The 15 animal reproduction awards are for projects that will address better strategies for animal production systems by enhancing reproductive management. These advances will come from basic and applied research on the cellular, molecular, genomic and whole animal aspects of animal reproduction.
Project highlights include a University of Northern Colorado’s project, “Influence of Fish Oil on Corpus Luteum Function,” which will explore reducing early embryonic mortality and improve profitability in farm animals through supplemental feeding strategies. Another study, conducted at South Dakota State University, will explore pre-pubertal replacement gilt selection through biological indicators. Pennsylvania State University’s project, “Photoperiodic Regulation of Reproduction in the Turkey Hen,” will develop strategies for alleviating production inefficiency due to the limited lay period.

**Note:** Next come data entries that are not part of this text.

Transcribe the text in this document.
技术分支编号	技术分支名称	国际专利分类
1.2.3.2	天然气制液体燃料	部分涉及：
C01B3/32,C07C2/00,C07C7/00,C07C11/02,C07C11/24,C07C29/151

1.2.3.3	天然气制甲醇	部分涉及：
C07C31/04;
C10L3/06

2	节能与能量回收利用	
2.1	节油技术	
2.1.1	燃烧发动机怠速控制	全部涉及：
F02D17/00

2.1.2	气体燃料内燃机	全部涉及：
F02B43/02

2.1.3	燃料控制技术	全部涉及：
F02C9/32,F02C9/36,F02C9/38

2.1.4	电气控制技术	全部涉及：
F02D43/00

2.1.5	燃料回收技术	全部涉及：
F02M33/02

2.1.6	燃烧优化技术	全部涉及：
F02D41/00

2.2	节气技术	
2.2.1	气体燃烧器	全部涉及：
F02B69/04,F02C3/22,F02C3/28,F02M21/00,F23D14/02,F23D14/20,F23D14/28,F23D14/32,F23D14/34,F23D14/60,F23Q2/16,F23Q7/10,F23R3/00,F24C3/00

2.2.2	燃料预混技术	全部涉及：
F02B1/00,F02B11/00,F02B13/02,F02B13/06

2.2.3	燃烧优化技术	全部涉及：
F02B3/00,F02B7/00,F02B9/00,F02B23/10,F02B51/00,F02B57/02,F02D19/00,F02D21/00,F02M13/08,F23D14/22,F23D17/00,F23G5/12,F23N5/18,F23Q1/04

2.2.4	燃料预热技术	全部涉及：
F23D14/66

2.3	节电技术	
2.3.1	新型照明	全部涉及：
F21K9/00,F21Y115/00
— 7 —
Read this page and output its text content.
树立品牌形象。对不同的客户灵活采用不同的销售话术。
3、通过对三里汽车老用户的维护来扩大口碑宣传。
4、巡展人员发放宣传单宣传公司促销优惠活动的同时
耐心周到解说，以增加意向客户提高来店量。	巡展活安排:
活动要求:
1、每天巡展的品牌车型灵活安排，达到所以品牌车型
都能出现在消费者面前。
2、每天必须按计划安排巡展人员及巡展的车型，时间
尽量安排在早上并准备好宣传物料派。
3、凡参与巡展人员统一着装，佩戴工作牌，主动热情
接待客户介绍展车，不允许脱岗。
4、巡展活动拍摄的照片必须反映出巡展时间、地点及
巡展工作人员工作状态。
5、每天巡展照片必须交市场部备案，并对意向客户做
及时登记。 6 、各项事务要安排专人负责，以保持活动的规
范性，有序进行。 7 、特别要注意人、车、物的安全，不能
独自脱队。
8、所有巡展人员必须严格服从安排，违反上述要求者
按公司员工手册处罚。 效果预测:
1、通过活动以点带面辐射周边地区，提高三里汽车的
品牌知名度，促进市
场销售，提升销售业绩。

The 8 animal wellbeing grants are awarded by NIFA to advance research to understand how to better assess wellbeing in agricultural animals, while also identifying and lessening negative effects of stressors on farm animals. Enhancing the overall wellbeing of farm animals increases profitability and assures consumers that they have abundant, safe, nutritious and affordable food animal products.
Project highlights in this area include a University of California’ project, “Alleviation of Acute and Long-term Pain Associated with Disbudding Dairy Calves,” which will explore possible ways to reduce pain in dairy calves, from short-term pain relief through the healing process, and will inform best practices in the day-to-day care of dairy calves on farms. Another study, conducted at the University of Arkansas, will explore managing pain in cattle undergoing castration using a biodegradable microneedle patch containing meloxicam. University of New Mexico’s project, “Elucidating the Role of Beta Defensins in Stress Response in Rainbow Trout,” will develop antimicrobial peptide targeted therapeutics that minimize stress-derived losses in trout farming.